# CIFAR-10 Demo - Image Classification

Welcome to Computer Vision! In this demo, you'll learn how computers can recognize objects in images.

## What You'll Learn:
1. **Image Classification Basics** - Teaching computers to recognize objects
2. **Feature Engineering** - The old-school approach (manually designed features)
3. **Data Augmentation** - Making models work in different conditions
4. **CNNs (Convolutional Neural Networks)** - The modern deep learning approach

---

## Setup: Import Libraries

**What are these?**
- **PyTorch**: A deep learning framework (like TensorFlow)
- **torchvision**: Computer vision tools for PyTorch
- **NumPy**: For numerical operations
- **Matplotlib**: For visualizing images
- **scikit-learn**: Traditional machine learning tools

In [None]:
import torch
import torchvision
from torchvision import datasets, transforms
from torch.utils.data import DataLoader
import torch.nn as nn
import torch.optim as optim
import matplotlib.pyplot as plt
import numpy as np
from sklearn.linear_model import LogisticRegression
from skimage.feature import hog
from tqdm.notebook import tqdm

# Check what hardware we're using
# GPU (CUDA/MPS) is faster than CPU for deep learning
device = torch.device("cuda" if torch.cuda.is_available() else 
                      "mps" if torch.backends.mps.is_available() else "cpu")
print(f"Using device: {device}")

## Part 1: Understanding the Data

**What is CIFAR-10?**

CIFAR-10 is a famous dataset used to teach computers image recognition. It contains 60,000 tiny color images.

**Key Facts:**
- **Image size**: 32×32 pixels (very small!)
- **10 classes**: airplane, car, bird, cat, deer, dog, frog, horse, ship, truck
- **50,000 training images**: Used to teach the model
- **10,000 test images**: Used to check how well the model learned

**Why so small?** Small images are harder to recognize (even for humans!), but they train faster. This helps us learn the concepts quickly.

In [None]:
# Load CIFAR-10 dataset
# ToTensor() converts images to tensors (multi-dimensional arrays that computers understand)
transform = transforms.Compose([transforms.ToTensor()])

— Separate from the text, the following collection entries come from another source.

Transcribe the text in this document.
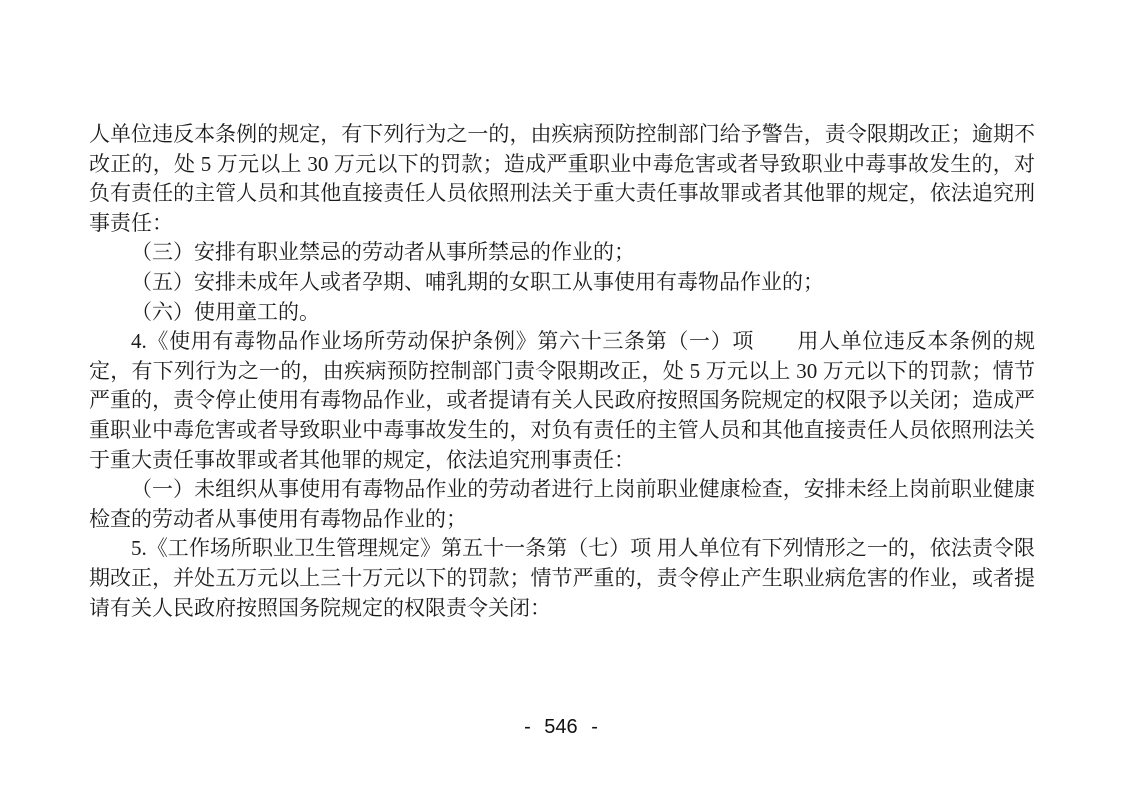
人单位违反本条例的规定，有下列行为之一的，由疾病预防控制部门给予警告，责令限期改正；逾期不改正的，处 5 万元以上 30 万元以下的罚款；造成严重职业中毒危害或者导致职业中毒事故发生的，对负有责任的主管人员和其他直接责任人员依照刑法关于重大责任事故罪或者其他罪的规定，依法追究刑事责任：

（三）安排有职业禁忌的劳动者从事所禁忌的作业的；

（五）安排未成年人或者孕期、哺乳期的女职工从事使用有毒物品作业的；

（六）使用童工的。

4.《使用有毒物品作业场所劳动保护条例》第六十三条第（一）项　　用人单位违反本条例的规定，有下列行为之一的，由疾病预防控制部门责令限期改正，处 5 万元以上 30 万元以下的罚款；情节严重的，责令停止使用有毒物品作业，或者提请有关人民政府按照国务院规定的权限予以关闭；造成严重职业中毒危害或者导致职业中毒事故发生的，对负有责任的主管人员和其他直接责任人员依照刑法关于重大责任事故罪或者其他罪的规定，依法追究刑事责任：

（一）未组织从事使用有毒物品作业的劳动者进行上岗前职业健康检查，安排未经上岗前职业健康检查的劳动者从事使用有毒物品作业的；

5.《工作场所职业卫生管理规定》第五十一条第（七）项 用人单位有下列情形之一的，依法责令限期改正，并处五万元以上三十万元以下的罚款；情节严重的，责令停止产生职业病危害的作业，或者提请有关人民政府按照国务院规定的权限责令关闭：

- 546 -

train_dataset = datasets.CIFAR10(root='./data', train=True, download=True, transform=transform)
test_dataset = datasets.CIFAR10(root='./data', train=False, download=True, transform=transform)

classes = ['airplane', 'automobile', 'bird', 'cat', 'deer', 
           'dog', 'frog', 'horse', 'ship', 'truck']

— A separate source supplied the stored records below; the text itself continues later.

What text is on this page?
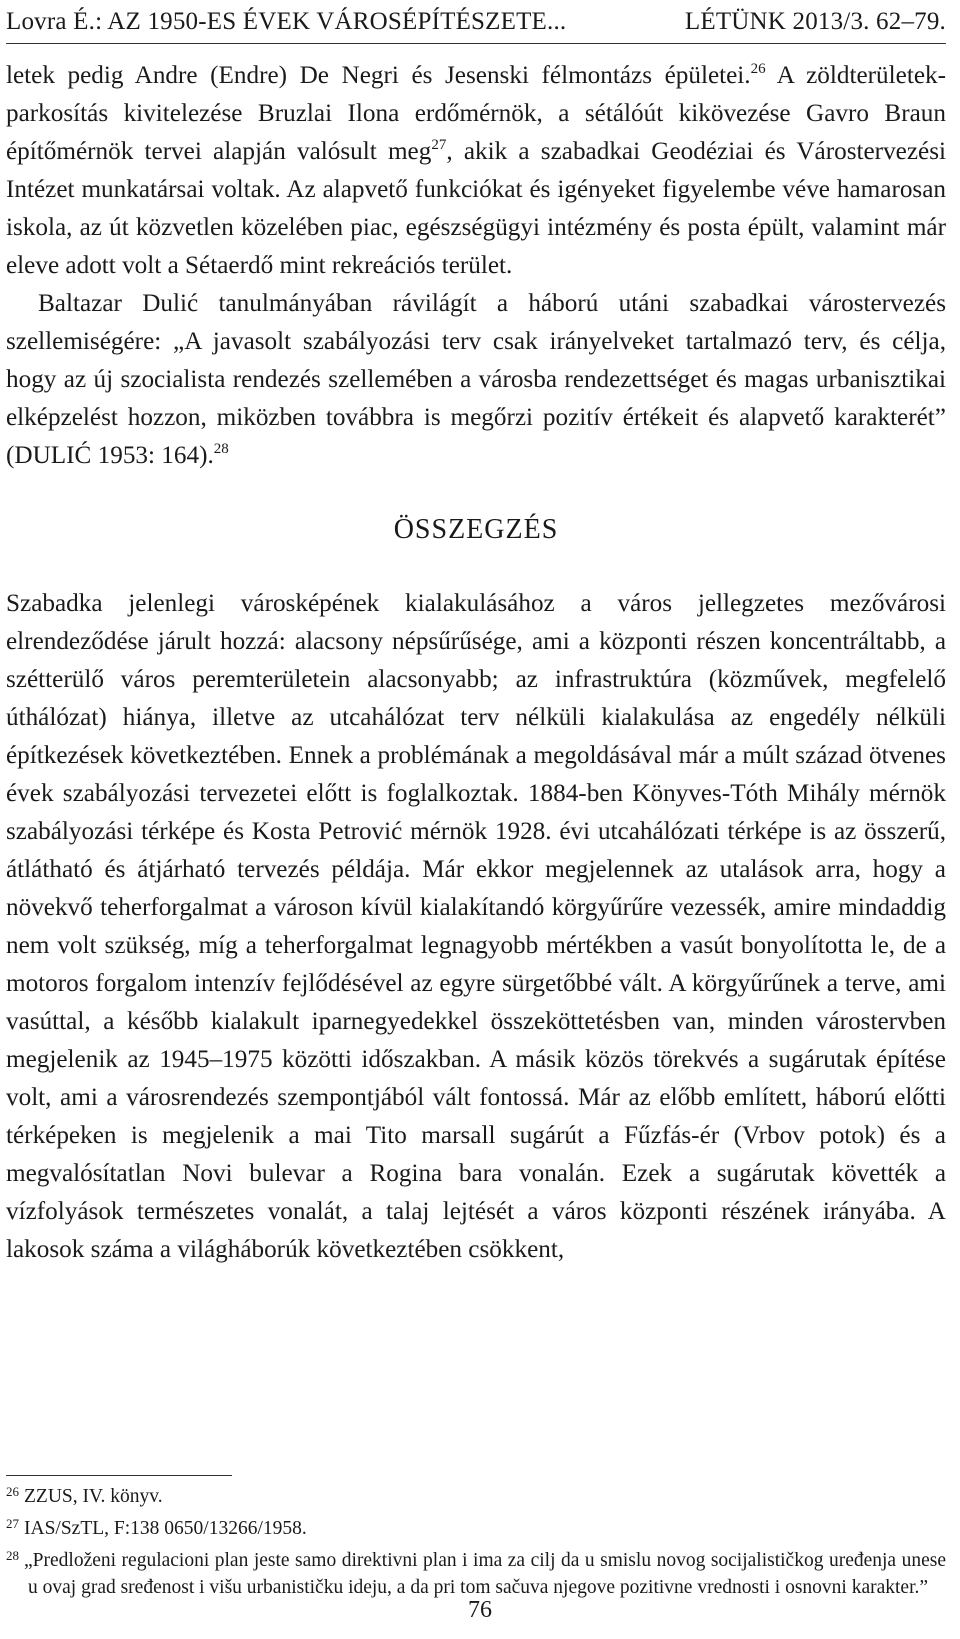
Lovra É.: AZ 1950-ES ÉVEK VÁROSÉPÍTÉSZETE...	LÉTÜNK 2013/3. 62–79.

letek pedig Andre (Endre) De Negri és Jesenski félmontázs épületei.$^{26}$ A zöldterületek-parkosítás kivitelezése Bruzlai Ilona erdőmérnök, a sétálóút kikövezése Gavro Braun építőmérnök tervei alapján valósult meg$^{27}$, akik a szabadkai Geodéziai és Várostervezési Intézet munkatársai voltak. Az alapvető funkciókat és igényeket figyelembe véve hamarosan iskola, az út közvetlen közelében piac, egészségügyi intézmény és posta épült, valamint már eleve adott volt a Sétaerdő mint rekreációs terület.

Baltazar Dulić tanulmányában rávilágít a háború utáni szabadkai várostervezés szellemiségére: „A javasolt szabályozási terv csak irányelveket tartalmazó terv, és célja, hogy az új szocialista rendezés szellemében a városba rendezettséget és magas urbanisztikai elképzelést hozzon, miközben továbbra is megőrzi pozitív értékeit és alapvető karakterét” (DULIĆ 1953: 164).$^{28}$

ÖSSZEGZÉS

Szabadka jelenlegi városképének kialakulásához a város jellegzetes mezővárosi elrendeződése járult hozzá: alacsony népsűrűsége, ami a központi részen koncentráltabb, a szétterülő város peremterületein alacsonyabb; az infrastruktúra (közművek, megfelelő úthálózat) hiánya, illetve az utcahálózat terv nélküli kialakulása az engedély nélküli építkezések következtében. Ennek a problémának a megoldásával már a múlt század ötvenes évek szabályozási tervezetei előtt is foglalkoztak. 1884-ben Könyves-Tóth Mihály mérnök szabályozási térképe és Kosta Petrović mérnök 1928. évi utcahálózati térképe is az összerű, átlátható és átjárható tervezés példája. Már ekkor megjelennek az utalások arra, hogy a növekvő teherforgalmat a városon kívül kialakítandó körgyűrűre vezessék, amire mindaddig nem volt szükség, míg a teherforgalmat legnagyobb mértékben a vasút bonyolította le, de a motoros forgalom intenzív fejlődésével az egyre sürgetőbbé vált. A körgyűrűnek a terve, ami vasúttal, a később kialakult iparnegyedekkel összeköttetésben van, minden várostervben megjelenik az 1945–1975 közötti időszakban. A másik közös törekvés a sugárutak építése volt, ami a városrendezés szempontjából vált fontossá. Már az előbb említett, háború előtti térképeken is megjelenik a mai Tito marsall sugárút a Fűzfás-ér (Vrbov potok) és a megvalósítatlan Novi bulevar a Rogina bara vonalán. Ezek a sugárutak követték a vízfolyások természetes vonalát, a talaj lejtését a város központi részének irányába. A lakosok száma a világháborúk következtében csökkent,

$^{26}$ ZZUS, IV. könyv.

$^{27}$ IAS/SzTL, F:138 0650/13266/1958.

$^{28}$ „Predloženi regulacioni plan jeste samo direktivni plan i ima za cilj da u smislu novog socijalističkog uređenja unese u ovaj grad sređenost i višu urbanističku ideju, a da pri tom sačuva njegove pozitivne vrednosti i osnovni karakter.”

76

print(f"Training images: {len(train_dataset)}")
print(f"Test images: {len(test_dataset)}")
print(f"Classes: {classes}")

### Visualize the Images

Let's look at one image from each class to see what we're working with!

In [None]:
# Show one example from each class
fig, axes = plt.subplots(2, 5, figsize=(12, 5))
for idx, class_name in enumerate(classes):
    # Find first image of this class
    for i in range(len(train_dataset)):
        img, label = train_dataset[i]
        if label == idx:
            ax = axes[idx // 5, idx % 5]
            # Convert tensor (C, H, W) to numpy (H, W, C) for display
            img_np = img.permute(1, 2, 0).numpy()
            ax.imshow(img_np)
            ax.set_title(class_name)
            ax.axis('off')
            break
plt.tight_layout()
plt.show()

# Check image dimensions
sample_img, _ = train_dataset[0]
print(f"\nImage shape: {sample_img.shape}")  # (channels, height, width)
print("That's 3 color channels (RGB), 32 pixels tall, 32 pixels wide!")

## Part 2: Feature Engineering (The Old Way)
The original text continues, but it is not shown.